Ян Отченашек - Хромой Орфей
- Довольно! - услышал он свой хриплый голос. - Ради бога, замолчи!
Войта не рассуждал, это вырвалось у него невольно. То, что он услышал, было невыносимо. Он пошевелился и сразу ощутил наболевшим телом все полученные удары, нащупал возле себя руку Алены, отчаянно сжал ее.
- Ты этого не сделаешь... Я не позволю!..
Она притихла. Потом он почувствовал на лице ее дыхание, оно скользило по губам, проникало в волосы на висках.
После своих слов он почувствовал слабость и какую-то опустошенность.
Она запустила ему пальцы в волосы, повернула его лицо к себе и глядела на него с глубоким изумлением. У нее дрожали губы.
- Что ты говоришь, Войтина? Но ведь это... Ведь это - от него!
- Я говорю серьезно, - шептал он, закрывая глаза.
Он боялся дальнейших слов, боялся ее взгляда, боялся мыслей.
Она поняла.
- Сострадание, да? Тебе меня жалко...
- Нет! Но... ведь понимаешь все - и не мучай меня. Я не хочу, чтоб тебе было страшно, слышишь?.. И не хочу, чтоб тебе было больно. Ведь неважно, от кого... раз ты не хочешь, в чем же дело?..

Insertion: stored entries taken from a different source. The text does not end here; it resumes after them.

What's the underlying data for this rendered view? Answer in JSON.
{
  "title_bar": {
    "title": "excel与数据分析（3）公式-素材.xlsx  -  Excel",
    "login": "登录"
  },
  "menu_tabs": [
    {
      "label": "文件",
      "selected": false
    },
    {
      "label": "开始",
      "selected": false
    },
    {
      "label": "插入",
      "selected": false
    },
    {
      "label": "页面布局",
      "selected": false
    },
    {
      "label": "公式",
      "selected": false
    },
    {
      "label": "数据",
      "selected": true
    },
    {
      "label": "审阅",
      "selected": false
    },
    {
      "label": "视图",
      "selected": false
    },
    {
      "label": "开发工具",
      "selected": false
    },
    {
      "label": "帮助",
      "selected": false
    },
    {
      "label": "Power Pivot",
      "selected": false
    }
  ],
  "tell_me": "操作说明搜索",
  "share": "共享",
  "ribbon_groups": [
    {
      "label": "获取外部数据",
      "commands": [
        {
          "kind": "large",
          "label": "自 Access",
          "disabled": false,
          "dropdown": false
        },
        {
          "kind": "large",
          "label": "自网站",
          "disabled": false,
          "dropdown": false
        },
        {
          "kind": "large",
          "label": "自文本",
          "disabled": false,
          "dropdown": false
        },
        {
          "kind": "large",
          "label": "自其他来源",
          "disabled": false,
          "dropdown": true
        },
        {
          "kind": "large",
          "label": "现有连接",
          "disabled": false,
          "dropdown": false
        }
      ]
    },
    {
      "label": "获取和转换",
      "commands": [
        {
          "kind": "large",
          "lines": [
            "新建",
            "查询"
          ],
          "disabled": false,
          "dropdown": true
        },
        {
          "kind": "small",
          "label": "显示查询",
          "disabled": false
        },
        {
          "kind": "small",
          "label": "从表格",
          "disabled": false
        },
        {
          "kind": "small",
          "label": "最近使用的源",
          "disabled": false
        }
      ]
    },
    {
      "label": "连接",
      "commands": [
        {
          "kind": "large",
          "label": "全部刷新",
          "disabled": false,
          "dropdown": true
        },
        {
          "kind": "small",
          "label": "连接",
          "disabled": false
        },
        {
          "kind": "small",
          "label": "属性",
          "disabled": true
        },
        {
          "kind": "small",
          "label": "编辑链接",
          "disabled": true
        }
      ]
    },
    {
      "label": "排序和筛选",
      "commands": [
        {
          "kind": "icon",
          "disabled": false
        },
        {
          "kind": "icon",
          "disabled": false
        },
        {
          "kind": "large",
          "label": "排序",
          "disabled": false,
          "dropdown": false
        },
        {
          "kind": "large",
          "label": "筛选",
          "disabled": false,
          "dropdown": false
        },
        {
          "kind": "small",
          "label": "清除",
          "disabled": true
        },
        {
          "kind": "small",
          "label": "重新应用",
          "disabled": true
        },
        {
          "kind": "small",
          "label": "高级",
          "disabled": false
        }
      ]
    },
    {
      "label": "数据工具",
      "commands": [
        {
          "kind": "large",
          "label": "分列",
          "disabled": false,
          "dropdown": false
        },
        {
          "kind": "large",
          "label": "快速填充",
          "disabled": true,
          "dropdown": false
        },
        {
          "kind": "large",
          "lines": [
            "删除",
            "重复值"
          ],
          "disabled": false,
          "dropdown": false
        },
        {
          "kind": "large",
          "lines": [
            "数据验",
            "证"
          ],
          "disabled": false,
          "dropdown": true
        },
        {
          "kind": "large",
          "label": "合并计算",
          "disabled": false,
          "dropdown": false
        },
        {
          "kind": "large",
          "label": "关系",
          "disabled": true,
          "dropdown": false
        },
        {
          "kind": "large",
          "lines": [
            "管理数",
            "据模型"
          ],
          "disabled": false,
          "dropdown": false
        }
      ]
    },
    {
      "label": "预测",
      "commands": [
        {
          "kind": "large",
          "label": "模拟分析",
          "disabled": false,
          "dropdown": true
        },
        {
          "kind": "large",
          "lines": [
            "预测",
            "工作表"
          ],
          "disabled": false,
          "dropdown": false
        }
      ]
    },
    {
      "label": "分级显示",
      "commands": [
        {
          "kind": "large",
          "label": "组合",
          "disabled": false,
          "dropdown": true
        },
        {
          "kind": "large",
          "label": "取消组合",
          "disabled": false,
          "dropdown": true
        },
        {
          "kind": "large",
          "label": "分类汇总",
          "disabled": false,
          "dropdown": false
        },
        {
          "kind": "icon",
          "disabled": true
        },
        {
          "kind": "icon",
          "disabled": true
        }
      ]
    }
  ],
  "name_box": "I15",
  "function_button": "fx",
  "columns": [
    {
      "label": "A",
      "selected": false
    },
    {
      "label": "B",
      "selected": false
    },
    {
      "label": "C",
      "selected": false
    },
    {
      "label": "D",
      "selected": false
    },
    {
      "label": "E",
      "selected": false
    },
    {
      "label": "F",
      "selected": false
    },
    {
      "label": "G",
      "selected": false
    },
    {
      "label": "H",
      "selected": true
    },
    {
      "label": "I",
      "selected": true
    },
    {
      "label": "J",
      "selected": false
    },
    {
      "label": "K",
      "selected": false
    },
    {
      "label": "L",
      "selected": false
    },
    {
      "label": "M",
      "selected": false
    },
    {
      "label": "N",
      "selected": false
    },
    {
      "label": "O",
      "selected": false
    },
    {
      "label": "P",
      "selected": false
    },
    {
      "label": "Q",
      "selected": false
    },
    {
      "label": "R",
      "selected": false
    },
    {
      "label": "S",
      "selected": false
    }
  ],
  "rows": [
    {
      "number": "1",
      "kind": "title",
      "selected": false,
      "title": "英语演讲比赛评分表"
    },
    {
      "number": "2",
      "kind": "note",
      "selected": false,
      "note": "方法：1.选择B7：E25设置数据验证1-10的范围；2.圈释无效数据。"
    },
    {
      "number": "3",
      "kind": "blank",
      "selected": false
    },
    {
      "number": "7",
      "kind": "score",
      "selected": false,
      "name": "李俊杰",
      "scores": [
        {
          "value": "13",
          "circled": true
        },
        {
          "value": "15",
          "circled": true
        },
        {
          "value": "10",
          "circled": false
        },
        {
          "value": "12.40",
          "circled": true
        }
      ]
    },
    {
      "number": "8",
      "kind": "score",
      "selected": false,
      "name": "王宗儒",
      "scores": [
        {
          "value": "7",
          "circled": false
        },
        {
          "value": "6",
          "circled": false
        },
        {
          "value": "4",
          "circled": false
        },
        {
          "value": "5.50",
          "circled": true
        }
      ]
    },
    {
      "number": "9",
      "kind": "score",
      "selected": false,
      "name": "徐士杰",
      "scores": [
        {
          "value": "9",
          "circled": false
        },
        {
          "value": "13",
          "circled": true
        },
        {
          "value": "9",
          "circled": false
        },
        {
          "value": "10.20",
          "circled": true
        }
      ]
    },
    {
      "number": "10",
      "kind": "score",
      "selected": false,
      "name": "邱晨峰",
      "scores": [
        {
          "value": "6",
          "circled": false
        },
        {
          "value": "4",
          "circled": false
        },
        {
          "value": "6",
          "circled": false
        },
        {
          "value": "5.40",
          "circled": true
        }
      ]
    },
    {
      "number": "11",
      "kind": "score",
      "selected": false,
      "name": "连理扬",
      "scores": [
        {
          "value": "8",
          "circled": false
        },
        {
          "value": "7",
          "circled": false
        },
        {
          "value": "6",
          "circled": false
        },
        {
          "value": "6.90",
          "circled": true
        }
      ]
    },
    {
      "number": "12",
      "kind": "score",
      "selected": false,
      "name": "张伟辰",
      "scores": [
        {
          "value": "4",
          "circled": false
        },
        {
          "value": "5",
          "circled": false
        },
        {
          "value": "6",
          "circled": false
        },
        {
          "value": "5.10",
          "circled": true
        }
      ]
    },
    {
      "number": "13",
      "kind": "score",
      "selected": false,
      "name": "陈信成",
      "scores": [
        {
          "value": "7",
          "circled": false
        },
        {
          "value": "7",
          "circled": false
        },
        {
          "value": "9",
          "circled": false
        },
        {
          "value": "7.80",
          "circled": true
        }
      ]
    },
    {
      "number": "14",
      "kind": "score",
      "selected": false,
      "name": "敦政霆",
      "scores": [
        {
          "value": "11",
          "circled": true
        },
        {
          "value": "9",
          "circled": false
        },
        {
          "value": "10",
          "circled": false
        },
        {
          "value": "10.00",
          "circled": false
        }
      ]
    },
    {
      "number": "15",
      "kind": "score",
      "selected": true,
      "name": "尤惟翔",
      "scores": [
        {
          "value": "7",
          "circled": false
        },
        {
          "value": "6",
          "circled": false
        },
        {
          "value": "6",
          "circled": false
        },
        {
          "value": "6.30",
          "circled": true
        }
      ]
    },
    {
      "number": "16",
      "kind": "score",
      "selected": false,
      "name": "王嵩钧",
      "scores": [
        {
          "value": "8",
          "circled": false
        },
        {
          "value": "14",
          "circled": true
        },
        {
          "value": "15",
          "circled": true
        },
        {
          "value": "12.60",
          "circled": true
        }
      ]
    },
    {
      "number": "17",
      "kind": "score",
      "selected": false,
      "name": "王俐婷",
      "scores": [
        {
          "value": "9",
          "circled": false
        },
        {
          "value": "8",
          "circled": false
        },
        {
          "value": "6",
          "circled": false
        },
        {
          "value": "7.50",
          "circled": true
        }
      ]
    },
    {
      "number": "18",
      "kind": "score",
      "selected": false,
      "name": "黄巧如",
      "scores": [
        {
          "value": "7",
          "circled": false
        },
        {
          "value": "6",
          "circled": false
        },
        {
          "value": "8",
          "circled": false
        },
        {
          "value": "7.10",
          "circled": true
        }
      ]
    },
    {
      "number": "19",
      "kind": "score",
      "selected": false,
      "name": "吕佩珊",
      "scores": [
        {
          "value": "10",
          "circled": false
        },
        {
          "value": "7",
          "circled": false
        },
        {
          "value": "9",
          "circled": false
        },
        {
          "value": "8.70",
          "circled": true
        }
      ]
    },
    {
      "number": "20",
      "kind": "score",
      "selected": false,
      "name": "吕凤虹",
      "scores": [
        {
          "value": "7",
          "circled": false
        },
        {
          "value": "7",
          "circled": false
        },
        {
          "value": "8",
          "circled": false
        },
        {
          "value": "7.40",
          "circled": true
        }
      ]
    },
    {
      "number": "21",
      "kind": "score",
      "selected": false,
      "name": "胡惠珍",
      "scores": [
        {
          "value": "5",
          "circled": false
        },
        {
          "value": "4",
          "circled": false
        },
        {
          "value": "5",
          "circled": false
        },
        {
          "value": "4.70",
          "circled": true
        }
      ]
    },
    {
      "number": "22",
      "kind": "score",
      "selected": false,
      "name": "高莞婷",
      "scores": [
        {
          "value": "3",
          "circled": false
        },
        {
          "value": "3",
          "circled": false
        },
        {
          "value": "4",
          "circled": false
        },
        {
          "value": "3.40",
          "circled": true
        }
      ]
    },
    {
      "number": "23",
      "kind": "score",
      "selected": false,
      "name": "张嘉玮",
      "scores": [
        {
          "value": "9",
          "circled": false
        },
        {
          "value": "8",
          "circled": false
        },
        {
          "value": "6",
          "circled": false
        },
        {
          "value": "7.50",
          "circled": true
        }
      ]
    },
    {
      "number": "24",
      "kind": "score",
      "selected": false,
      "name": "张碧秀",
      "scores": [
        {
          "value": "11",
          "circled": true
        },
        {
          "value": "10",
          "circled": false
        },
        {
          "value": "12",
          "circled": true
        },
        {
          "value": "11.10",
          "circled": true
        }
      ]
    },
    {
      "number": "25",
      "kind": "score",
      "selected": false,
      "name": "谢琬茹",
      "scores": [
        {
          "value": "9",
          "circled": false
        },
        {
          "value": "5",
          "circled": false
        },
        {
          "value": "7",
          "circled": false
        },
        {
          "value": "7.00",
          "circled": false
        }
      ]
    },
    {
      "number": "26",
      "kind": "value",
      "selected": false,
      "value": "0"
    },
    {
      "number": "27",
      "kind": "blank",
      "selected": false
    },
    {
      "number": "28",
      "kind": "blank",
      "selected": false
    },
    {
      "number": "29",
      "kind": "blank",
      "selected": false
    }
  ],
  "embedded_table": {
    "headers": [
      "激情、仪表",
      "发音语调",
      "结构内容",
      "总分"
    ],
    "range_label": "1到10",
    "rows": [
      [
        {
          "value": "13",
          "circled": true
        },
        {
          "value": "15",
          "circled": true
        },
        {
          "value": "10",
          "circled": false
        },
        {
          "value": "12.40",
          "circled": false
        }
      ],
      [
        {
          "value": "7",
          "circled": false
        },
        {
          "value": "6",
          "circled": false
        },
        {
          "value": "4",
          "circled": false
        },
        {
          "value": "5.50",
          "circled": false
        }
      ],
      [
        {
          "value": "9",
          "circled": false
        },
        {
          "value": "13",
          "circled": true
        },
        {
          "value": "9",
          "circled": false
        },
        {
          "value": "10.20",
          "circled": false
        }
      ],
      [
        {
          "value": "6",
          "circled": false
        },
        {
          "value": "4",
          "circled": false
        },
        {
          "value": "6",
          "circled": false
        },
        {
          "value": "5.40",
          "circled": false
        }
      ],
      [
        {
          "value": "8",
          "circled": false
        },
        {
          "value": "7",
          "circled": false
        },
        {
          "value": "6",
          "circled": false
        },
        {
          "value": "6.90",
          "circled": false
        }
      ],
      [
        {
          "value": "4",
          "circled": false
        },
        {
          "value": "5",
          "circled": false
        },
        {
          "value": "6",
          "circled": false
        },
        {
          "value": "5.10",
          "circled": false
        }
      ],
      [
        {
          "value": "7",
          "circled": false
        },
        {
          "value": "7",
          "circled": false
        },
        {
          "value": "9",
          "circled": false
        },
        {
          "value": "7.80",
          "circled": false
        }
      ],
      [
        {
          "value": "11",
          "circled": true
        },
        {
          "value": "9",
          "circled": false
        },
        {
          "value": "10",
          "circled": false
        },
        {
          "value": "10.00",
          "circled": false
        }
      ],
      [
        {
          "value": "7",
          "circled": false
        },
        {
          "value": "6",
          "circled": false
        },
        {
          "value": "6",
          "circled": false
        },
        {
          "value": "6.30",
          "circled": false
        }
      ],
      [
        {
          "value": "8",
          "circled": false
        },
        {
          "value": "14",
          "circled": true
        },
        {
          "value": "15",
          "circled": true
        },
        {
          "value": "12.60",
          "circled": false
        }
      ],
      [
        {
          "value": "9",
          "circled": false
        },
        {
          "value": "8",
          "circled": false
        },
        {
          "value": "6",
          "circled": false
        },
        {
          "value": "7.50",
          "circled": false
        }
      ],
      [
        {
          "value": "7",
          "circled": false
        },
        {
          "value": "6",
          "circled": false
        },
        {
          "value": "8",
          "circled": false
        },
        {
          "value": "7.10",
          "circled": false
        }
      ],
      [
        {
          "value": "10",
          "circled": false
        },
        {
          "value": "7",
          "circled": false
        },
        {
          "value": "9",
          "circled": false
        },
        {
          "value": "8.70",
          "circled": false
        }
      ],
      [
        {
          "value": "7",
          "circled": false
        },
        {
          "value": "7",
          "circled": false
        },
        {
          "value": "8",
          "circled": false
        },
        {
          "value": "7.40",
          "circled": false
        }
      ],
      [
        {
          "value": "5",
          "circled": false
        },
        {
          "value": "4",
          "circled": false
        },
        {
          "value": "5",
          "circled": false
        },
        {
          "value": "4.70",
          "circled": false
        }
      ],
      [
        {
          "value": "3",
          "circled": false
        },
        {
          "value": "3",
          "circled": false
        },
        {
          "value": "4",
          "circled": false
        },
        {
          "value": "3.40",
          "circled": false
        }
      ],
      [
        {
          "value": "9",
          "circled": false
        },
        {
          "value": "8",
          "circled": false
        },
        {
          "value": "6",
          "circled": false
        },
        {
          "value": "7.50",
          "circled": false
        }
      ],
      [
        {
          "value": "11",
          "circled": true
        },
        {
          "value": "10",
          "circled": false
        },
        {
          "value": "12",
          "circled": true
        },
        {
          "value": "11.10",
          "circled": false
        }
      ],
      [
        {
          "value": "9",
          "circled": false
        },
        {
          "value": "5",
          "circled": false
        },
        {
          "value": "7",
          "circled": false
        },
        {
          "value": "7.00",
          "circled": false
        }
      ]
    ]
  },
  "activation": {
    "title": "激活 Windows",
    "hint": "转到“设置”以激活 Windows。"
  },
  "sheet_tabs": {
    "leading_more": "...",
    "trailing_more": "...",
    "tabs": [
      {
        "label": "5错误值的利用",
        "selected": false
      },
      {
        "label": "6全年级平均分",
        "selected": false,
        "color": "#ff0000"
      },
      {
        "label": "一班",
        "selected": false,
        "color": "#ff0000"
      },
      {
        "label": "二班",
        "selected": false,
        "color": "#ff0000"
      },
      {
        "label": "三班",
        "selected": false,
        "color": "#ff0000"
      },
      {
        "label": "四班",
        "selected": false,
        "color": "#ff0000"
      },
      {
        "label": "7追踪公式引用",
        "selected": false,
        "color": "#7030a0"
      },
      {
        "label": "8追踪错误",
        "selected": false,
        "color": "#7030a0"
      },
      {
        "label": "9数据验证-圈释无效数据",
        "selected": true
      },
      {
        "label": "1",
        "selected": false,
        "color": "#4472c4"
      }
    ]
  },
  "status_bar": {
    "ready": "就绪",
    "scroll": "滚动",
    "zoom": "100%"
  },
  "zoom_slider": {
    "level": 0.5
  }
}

Рассвело, за окном щебетали птицы, а здесь была белая тишина, чистая, завороженная тишина после потопа. Оба погрузились в нее, растроганные удивлением перед самими собой, и молчали - рыцарь на деревянной лошадке и голубоглазая принцесса со светло-русой челкой, «Не плачь, - сказал мальчик девочке, ушибшей коленку, - до свадьбы заживет!.. Я никому не дам тебя в обиду!»
Она спрятала голову ему под мышку, от волос ее пахло мылом и табачным дымом.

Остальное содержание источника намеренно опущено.